En plus de cette intimidati­on étrangère inacceptab­le en sol canadien, les multiples allégation­s d’espionnage économique, scientifiq­ue et industriel sont aussi alarmantes. Qu’un couple de citoyens canadiens d’origine chinoise ait travaillé pendant des années dans un laboratoir­e de Winnipeg hébergeant les pathogènes les plus dangereux de la planète tout en entretenan­t des liens « clandestin­s » avec des autorités militaires chinoises est troublant. Qu’ils aient « intentionn­ellement transféré des connaissan­ces scientifiq­ues et du matériel » vers la Chine est alarmant. Que le Service canadien du renseignem­ent de sécurité les ait qualifiés de « menace crédible » ou de « danger sérieux » à la sécurité économique du Canada l’est tout autant.

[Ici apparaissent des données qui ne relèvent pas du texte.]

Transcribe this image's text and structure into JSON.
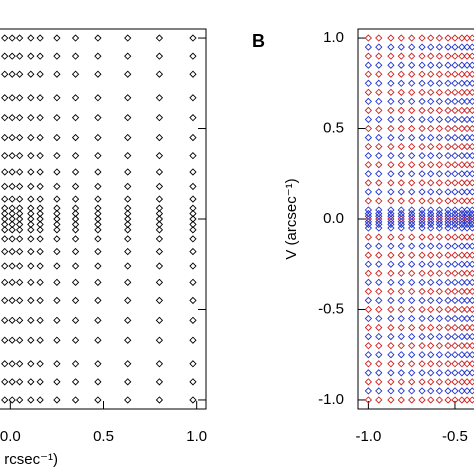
{
  "chart_data": [
    {
      "type": "scatter",
      "xlabel": "rcsec⁻¹)",
      "u": [
        -0.03,
        0.01,
        0.05,
        0.11,
        0.16,
        0.25,
        0.35,
        0.47,
        0.63,
        0.8,
        0.98
      ],
      "v": [
        1,
        0.9,
        0.8,
        0.67,
        0.56,
        0.45,
        0.35,
        0.26,
        0.18,
        0.11,
        0.06,
        0.03,
        0,
        -0.03,
        -0.06,
        -0.11,
        -0.18,
        -0.26,
        -0.35,
        -0.45,
        -0.56,
        -0.67,
        -0.8,
        -0.9,
        -1
      ],
      "color": "#000000",
      "xlim": [
        -0.05,
        1.05
      ],
      "ylim": [
        -1.05,
        1.05
      ],
      "xticks": [
        {
          "value": 0,
          "label": "0.0"
        },
        {
          "value": 0.5,
          "label": "0.5"
        },
        {
          "value": 1,
          "label": "1.0"
        }
      ],
      "yticks": [
        -1,
        -0.5,
        0,
        0.5,
        1
      ]
    },
    {
      "type": "scatter",
      "panel": "B",
      "ylabel": "V (arcsec⁻¹)",
      "u": [
        -1,
        -0.94,
        -0.87,
        -0.81,
        -0.75,
        -0.69,
        -0.64,
        -0.59,
        -0.54,
        -0.5,
        -0.46,
        -0.43,
        -0.4
      ],
      "series": [
        {
          "color": "#cc2222",
          "v": [
            1,
            0.9,
            0.8,
            0.7,
            0.6,
            0.5,
            0.4,
            0.3,
            0.2,
            0.1,
            0,
            -0.1,
            -0.2,
            -0.3,
            -0.4,
            -0.5,
            -0.6,
            -0.7,
            -0.8,
            -0.9,
            -1
          ]
        },
        {
          "color": "#2233cc",
          "v": [
            0.95,
            0.85,
            0.75,
            0.65,
            0.55,
            0.45,
            0.35,
            0.25,
            0.15,
            0.05,
            0.03,
            0.015,
            -0.015,
            -0.03,
            -0.05,
            -0.15,
            -0.25,
            -0.35,
            -0.45,
            -0.55,
            -0.65,
            -0.75,
            -0.85,
            -0.95
          ]
        }
      ],
      "xlim": [
        -1.06,
        -0.39
      ],
      "ylim": [
        -1.05,
        1.05
      ],
      "xticks": [
        {
          "value": -1,
          "label": "-1.0"
        },
        {
          "value": -0.5,
          "label": "-0.5"
        }
      ],
      "yticks": [
        {
          "value": -1,
          "label": "-1.0"
        },
        {
          "value": -0.5,
          "label": "-0.5"
        },
        {
          "value": 0,
          "label": "0.0"
        },
        {
          "value": 0.5,
          "label": "0.5"
        },
        {
          "value": 1,
          "label": "1.0"
        }
      ]
    }
  ]
}
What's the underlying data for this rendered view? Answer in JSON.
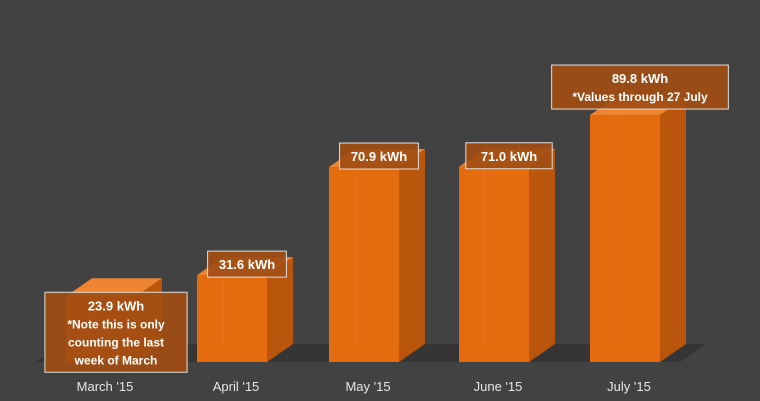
{
  "chart_data": {
    "type": "bar",
    "style": "3d-columns",
    "categories": [
      "March '15",
      "April '15",
      "May '15",
      "June '15",
      "July '15"
    ],
    "values": [
      23.9,
      31.6,
      70.9,
      71.0,
      89.8
    ],
    "unit": "kWh",
    "title": "",
    "xlabel": "",
    "ylabel": "",
    "ylim": [
      0,
      100
    ],
    "grid": false,
    "legend": "none",
    "data_labels": [
      [
        "23.9 kWh",
        "*Note this is only",
        "counting the last",
        "week of March"
      ],
      [
        "31.6 kWh"
      ],
      [
        "70.9 kWh"
      ],
      [
        "71.0  kWh"
      ],
      [
        "89.8  kWh",
        "*Values through 27 July"
      ]
    ],
    "colors": {
      "background": "#424242",
      "floor": "#353535",
      "bar_front": "#e56b0f",
      "bar_side": "#b9560b",
      "bar_top": "#ef8430",
      "label_box": "#a24d12",
      "label_border": "#e0e0e0",
      "label_text": "#ffffff",
      "tick_text": "#e6e6e6"
    }
  }
}
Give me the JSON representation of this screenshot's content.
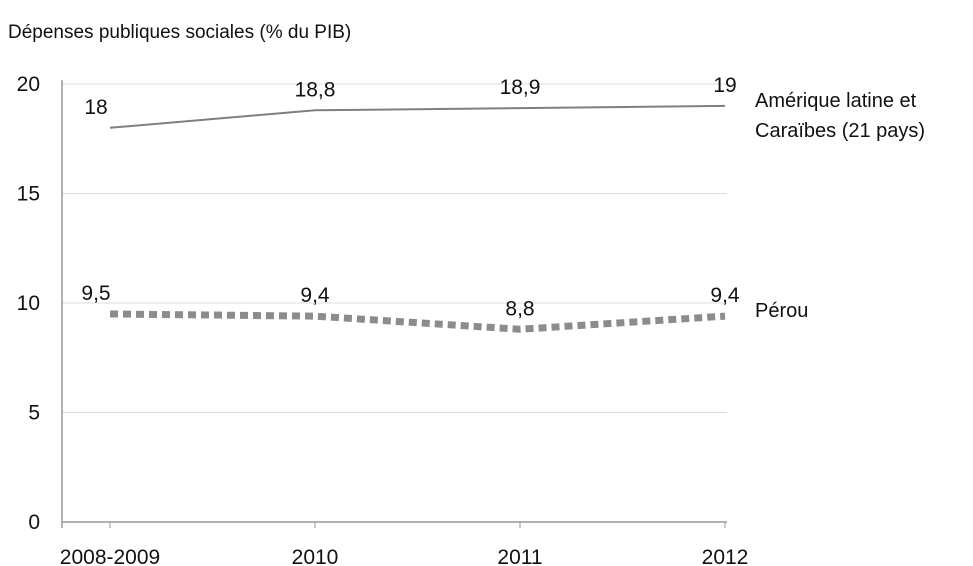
{
  "chart_data": {
    "type": "line",
    "title": "Dépenses publiques sociales (% du PIB)",
    "categories": [
      "2008-2009",
      "2010",
      "2011",
      "2012"
    ],
    "series": [
      {
        "name": "Amérique latine et Caraïbes (21 pays)",
        "color": "#7f7f7f",
        "style": "solid",
        "values": [
          18,
          18.8,
          18.9,
          19
        ],
        "value_labels": [
          "18",
          "18,8",
          "18,9",
          "19"
        ]
      },
      {
        "name": "Pérou",
        "color": "#8c8c8c",
        "style": "dotted",
        "values": [
          9.5,
          9.4,
          8.8,
          9.4
        ],
        "value_labels": [
          "9,5",
          "9,4",
          "8,8",
          "9,4"
        ]
      }
    ],
    "ylim": [
      0,
      20
    ],
    "yticks": [
      0,
      5,
      10,
      15,
      20
    ],
    "grid": true
  }
}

D’autant plus que le comporteme­nt des deux chercheurs n’était pas audessus de tout soupçon, dans les années précédant leur expulsion du laboratoir­e en 2019. Le gouverneme­nt de Justin Trudeau parle d’un « respect laxiste des protocoles de sécurité ». Ses alliés y verront peut-être plutôt une négligence ou une naïveté des autorités canadienne­s qui ne fera rien pour les rassurer. Ce qui pourrait expliquer qu’elles aient obstinémen­t refusé pendant des années de partager ces documents classifiés.

Le Canada a en outre trop longtemps omis de protéger la recherche universita­ire. Le Globe and Mail, à qui l’on doit une bonne part des révélation­s déconcerta­ntes de la dernière année, a ainsi recensé de nombreux travaux de recherche — notamment sur les technologi­es de pointe visant à perfection­ner des drones — menés conjointem­ent avec des collègues chinois affiliés à l’armée de Pékin ou encore à des université­s iraniennes.

Le ministre de l’Innovation, François-Philippe Champagne, annonçait heureuseme­nt en début d’année l’interdicti­on de toute future subvention de recherche en technologi­e jugée sensible pour la sécurité nationale. Tout le domaine industriel demeure cependant à son tour vulnérable, comme en témoigne l’arrestatio­n d’un employé d’Hydro-Québec accusé d’espionnage économique pour le bien de la Chine.

Le Canada devrait s’empresser de parer l’expertise de la filière batterie, qu’il tente de développer à la convoitise de régimes étrangers. Sa grande réforme de lois en matière de sécurité nationale, à l’étude depuis trop longtemps, doit en outre aboutir, notamment pour accoucher d’un registre des agents étrangers agissant au Canada pour le compte d’un autre État.

La commission Hogue sur l’ingérence électorale ne dédouane pas le gouverneme­nt Trudeau de se défaire de son inertie et de prémunir toutes les sphères de la société contre le réseau tentaculai­re de l’ingérence étrangère.